Bernie’s Plan for Workplace Democracy Is the Boldest Presidential Plan for Workers’ Rights Ever

Bernie Sanders’s Workplace Democracy Plan, unveiled yesterday, is the best plan for promoting workers’ rights ever proposed by a major US presidential candidate. Whether they support or oppose it, all the other Democratic candidates will have to respond to it.

Democratic Presidential Hopefuls Speak At The Iowa AFL-CIO Convention

Sen. Bernie Sanders speaks at the Iowa Federation Labor Convention. Joshua Lott / Getty Images


Bernie Sanders unveiled his Workplace Democracy Plan (WDP) yesterday. The plan is based in a deep and sophisticated understanding of the fundamental problems facing workers today; it is the most serious, comprehensive, and equitable plan for promoting workers’ rights ever proposed by a major US presidential candidate.

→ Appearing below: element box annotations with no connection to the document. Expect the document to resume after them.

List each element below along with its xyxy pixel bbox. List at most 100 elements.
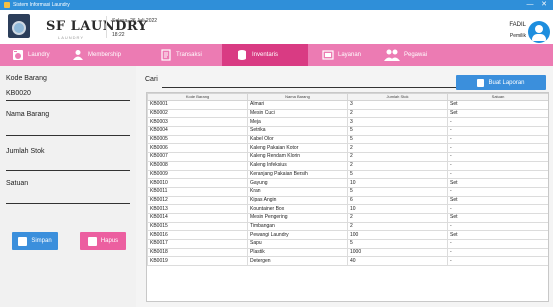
- jumlah-stok-underline: [6, 170, 130, 171]
- user-avatar-icon[interactable]: [528, 21, 550, 43]
- nama-barang-underline: [6, 135, 130, 136]
- table-cell: Mesin Cuci: [247, 108, 348, 119]
- inventory-icon: [236, 49, 248, 61]
- table-row[interactable]: KB0018 Plastik 1000-: [147, 247, 548, 258]
- search-input[interactable]: [162, 87, 466, 88]
- table-cell: -: [447, 204, 548, 214]
- table-row[interactable]: KB0001 Almari 3 Set: [147, 100, 548, 110]
- column-header[interactable]: Kode Barang: [147, 93, 248, 101]
- nav-item-pegawai[interactable]: Pegawai: [384, 44, 427, 66]
- nav-item-transaksi[interactable]: Transaksi: [160, 44, 202, 66]
- nav-item-inventaris[interactable]: Inventaris: [222, 44, 308, 66]
- table-cell: KB0001: [147, 100, 248, 110]
- table-row[interactable]: KB0015 Timbangan 2-: [147, 221, 548, 232]
- user-role: Pemilik: [509, 33, 526, 39]
- table-cell: 5: [347, 169, 448, 180]
- nav-item-laundry[interactable]: Laundry: [12, 44, 50, 66]
- table-cell: Set: [447, 212, 548, 223]
- table-cell: 5: [347, 134, 448, 145]
- table-cell: Set: [447, 100, 548, 110]
- table-cell: KB0014: [147, 212, 248, 223]
- nav-item-layanan[interactable]: Layanan: [322, 44, 361, 66]
- table-cell: 5: [347, 239, 448, 249]
- table-row[interactable]: KB0017 Sapu 5-: [147, 239, 548, 249]
- nav-item-membership[interactable]: Membership: [72, 44, 121, 66]
- save-button[interactable]: Simpan: [12, 232, 58, 250]
- table-cell: 2: [347, 160, 448, 171]
- table-cell: Set: [447, 178, 548, 188]
- table-row[interactable]: KB0007 Kaleng Rendam Klorin 2-: [147, 152, 548, 162]
- table-cell: KB0009: [147, 169, 248, 180]
- close-button[interactable]: ✕: [539, 0, 549, 10]
- trash-icon: [87, 236, 97, 246]
- table-cell: Kaleng Pakaian Kotor: [247, 143, 348, 154]
- table-cell: 40: [347, 256, 448, 267]
- delete-button[interactable]: Hapus: [80, 232, 126, 250]
- table-row[interactable]: KB0011 Kran 5-: [147, 186, 548, 197]
- table-cell: Set: [447, 230, 548, 240]
- table-row[interactable]: KB0013 Kountainer Box 10-: [147, 204, 548, 214]
- window-titlebar: Sistem Informasi Laundry — ✕: [0, 0, 553, 10]
- table-row[interactable]: KB0010 Gayung 10 Set: [147, 178, 548, 188]
- table-row[interactable]: KB0016 Pewangi Laundry 100 Set: [147, 230, 548, 240]
- table-row[interactable]: KB0008 Kaleng Infeksius 2-: [147, 160, 548, 171]
- inventory-list-panel: Cari Buat Laporan Kode Barang Nama Baran…: [136, 66, 553, 307]
- create-report-label: Buat Laporan: [488, 79, 525, 86]
- kode-barang-field[interactable]: KB0020: [6, 90, 31, 97]
- laundry-icon: [12, 49, 24, 61]
- table-row[interactable]: KB0002 Mesin Cuci 2 Set: [147, 108, 548, 119]
- table-cell: Keranjang Pakaian Bersih: [247, 169, 348, 180]
- table-cell: 5: [347, 186, 448, 197]
- inventory-table[interactable]: Kode Barang Nama Barang Jumlah Stok Satu…: [146, 92, 549, 302]
- table-cell: KB0004: [147, 126, 248, 136]
- nav-label: Laundry: [28, 52, 50, 58]
- table-body: KB0001 Almari 3 Set KB0002 Mesin Cuci 2 Set KB00…: [147, 100, 548, 267]
- person-icon: [72, 49, 84, 61]
- table-cell: KB0003: [147, 117, 248, 128]
- table-header-row: Kode Barang Nama Barang Jumlah Stok Satu…: [147, 93, 548, 101]
- table-cell: Kabel Olor: [247, 134, 348, 145]
- table-row[interactable]: KB0003 Meja 3-: [147, 117, 548, 128]
- table-cell: 3: [347, 100, 448, 110]
- app-subtitle: LAUNDRY: [58, 35, 85, 40]
- search-label: Cari: [145, 76, 158, 83]
- table-cell: Plastik: [247, 247, 348, 258]
- table-cell: -: [447, 143, 548, 154]
- table-cell: KB0015: [147, 221, 248, 232]
- table-cell: 2: [347, 152, 448, 162]
- table-cell: -: [447, 126, 548, 136]
- table-cell: -: [447, 239, 548, 249]
- table-cell: -: [447, 247, 548, 258]
- create-report-button[interactable]: Buat Laporan: [456, 75, 546, 90]
- table-row[interactable]: KB0014 Mesin Pengering 2 Set: [147, 212, 548, 223]
- table-cell: 2: [347, 143, 448, 154]
- current-time: 18:22: [112, 32, 125, 38]
- table-cell: Kaleng Rendam Klorin: [247, 152, 348, 162]
- table-row[interactable]: KB0009 Keranjang Pakaian Bersih 5-: [147, 169, 548, 180]
- table-cell: Set: [447, 195, 548, 206]
- table-cell: Kran: [247, 186, 348, 197]
- column-header[interactable]: Nama Barang: [247, 93, 348, 101]
- column-header[interactable]: Satuan: [447, 93, 548, 101]
- table-cell: Setrika: [247, 126, 348, 136]
- nav-label: Pegawai: [404, 52, 428, 58]
- table-cell: 6: [347, 195, 448, 206]
- minimize-button[interactable]: —: [525, 0, 535, 10]
- table-cell: Kountainer Box: [247, 204, 348, 214]
- table-row[interactable]: KB0019 Detergen 40-: [147, 256, 548, 267]
- table-cell: KB0012: [147, 195, 248, 206]
- jumlah-stok-label: Jumlah Stok: [6, 148, 45, 155]
- table-row[interactable]: KB0006 Kaleng Pakaian Kotor 2-: [147, 143, 548, 154]
- table-row[interactable]: KB0004 Setrika 5-: [147, 126, 548, 136]
- table-cell: -: [447, 134, 548, 145]
- table-row[interactable]: KB0005 Kabel Olor 5-: [147, 134, 548, 145]
- transaction-icon: [160, 49, 172, 61]
- table-cell: KB0005: [147, 134, 248, 145]
- table-cell: -: [447, 186, 548, 197]
- table-cell: Pewangi Laundry: [247, 230, 348, 240]
- table-cell: KB0019: [147, 256, 248, 267]
- table-cell: -: [447, 152, 548, 162]
- column-header[interactable]: Jumlah Stok: [347, 93, 448, 101]
- nav-label: Inventaris: [252, 52, 279, 58]
- table-row[interactable]: KB0012 Kipas Angin 6 Set: [147, 195, 548, 206]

Just as he did with Medicare for All, Sanders’s WDP will now set the terms of the debate around workers’ rights in the Democratic presidential primary. Whether they support or oppose the WDP, all the other candidates will have to respond to it.

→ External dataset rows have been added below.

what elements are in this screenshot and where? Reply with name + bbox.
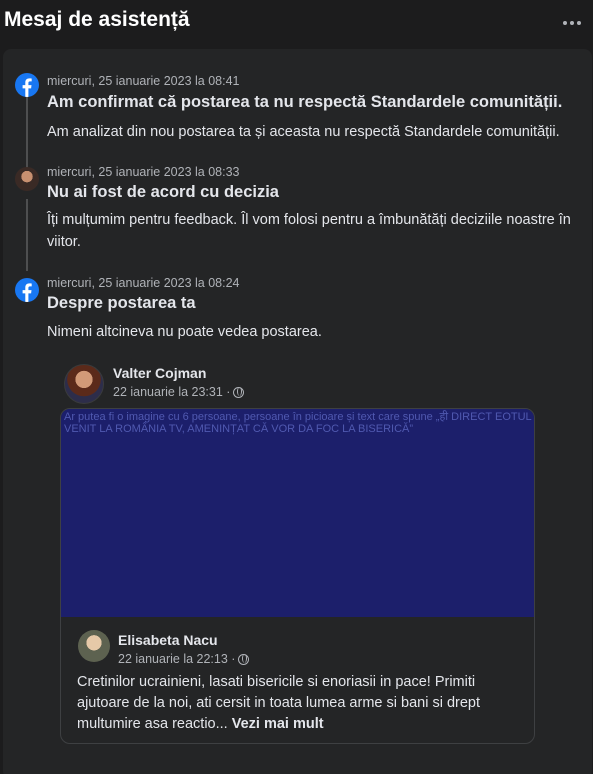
timestamp: miercuri, 25 ianuarie 2023 la 08:33 (47, 165, 240, 179)
entry-title: Despre postarea ta (47, 294, 196, 312)
shared-post-meta: 22 ianuarie la 22:13 · (118, 652, 250, 666)
shared-post-date[interactable]: 22 ianuarie la 22:13 · (118, 652, 235, 666)
facebook-icon (15, 73, 39, 97)
more-options-icon[interactable] (559, 10, 585, 36)
support-message-panel: miercuri, 25 ianuarie 2023 la 08:41 Am c… (3, 49, 592, 774)
see-more-link[interactable]: Vezi mai mult (232, 716, 324, 732)
shared-author-name[interactable]: Elisabeta Nacu (118, 632, 218, 648)
timestamp: miercuri, 25 ianuarie 2023 la 08:41 (47, 74, 240, 88)
shared-post[interactable]: Ar putea fi o imagine cu 6 persoane, per… (60, 408, 535, 744)
globe-icon (233, 386, 245, 398)
post-date[interactable]: 22 ianuarie la 23:31 · (113, 385, 230, 399)
reported-post: Valter Cojman 22 ianuarie la 23:31 · Ar … (60, 358, 535, 744)
timestamp: miercuri, 25 ianuarie 2023 la 08:24 (47, 276, 240, 290)
page-title: Mesaj de asistență (4, 8, 190, 31)
entry-body: Îți mulțumim pentru feedback. Îl vom fol… (47, 212, 571, 250)
globe-icon (238, 653, 250, 665)
image-alt-text: Ar putea fi o imagine cu 6 persoane, per… (64, 411, 532, 435)
entry-title: Am confirmat că postarea ta nu respectă … (47, 93, 563, 111)
post-meta: 22 ianuarie la 23:31 · (113, 385, 245, 399)
shared-author-avatar[interactable] (78, 630, 110, 662)
shared-post-text: Cretinilor ucrainieni, lasati bisericile… (77, 672, 529, 735)
post-author-name[interactable]: Valter Cojman (113, 365, 206, 381)
entry-title: Nu ai fost de acord cu decizia (47, 183, 279, 201)
entry-body: Am analizat din nou postarea ta și aceas… (47, 124, 560, 140)
post-image[interactable]: Ar putea fi o imagine cu 6 persoane, per… (61, 409, 534, 617)
timeline-connector (26, 199, 28, 271)
post-author-avatar[interactable] (64, 364, 104, 404)
timeline-connector (26, 95, 28, 175)
page-header: Mesaj de asistență (0, 0, 593, 46)
facebook-icon (15, 278, 39, 302)
user-avatar (15, 167, 39, 191)
entry-body: Nimeni altcineva nu poate vedea postarea… (47, 324, 322, 340)
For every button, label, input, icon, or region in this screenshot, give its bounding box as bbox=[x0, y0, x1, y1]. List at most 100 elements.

The plan is a comprehensive effort to reorient labor policy around the idea that these policies exist to actively promote workers’ rights, as opposed to setting up the state as an ostensibly “neutral” arbiter to balance labor and management’s competing interests. It recognizes and seeks to redress the inherent power imbalance between workers and their employers, an imbalance that derives from the simple fact that an individual worker’s need to stay employed is greater than an employer’s need to keep that worker employed.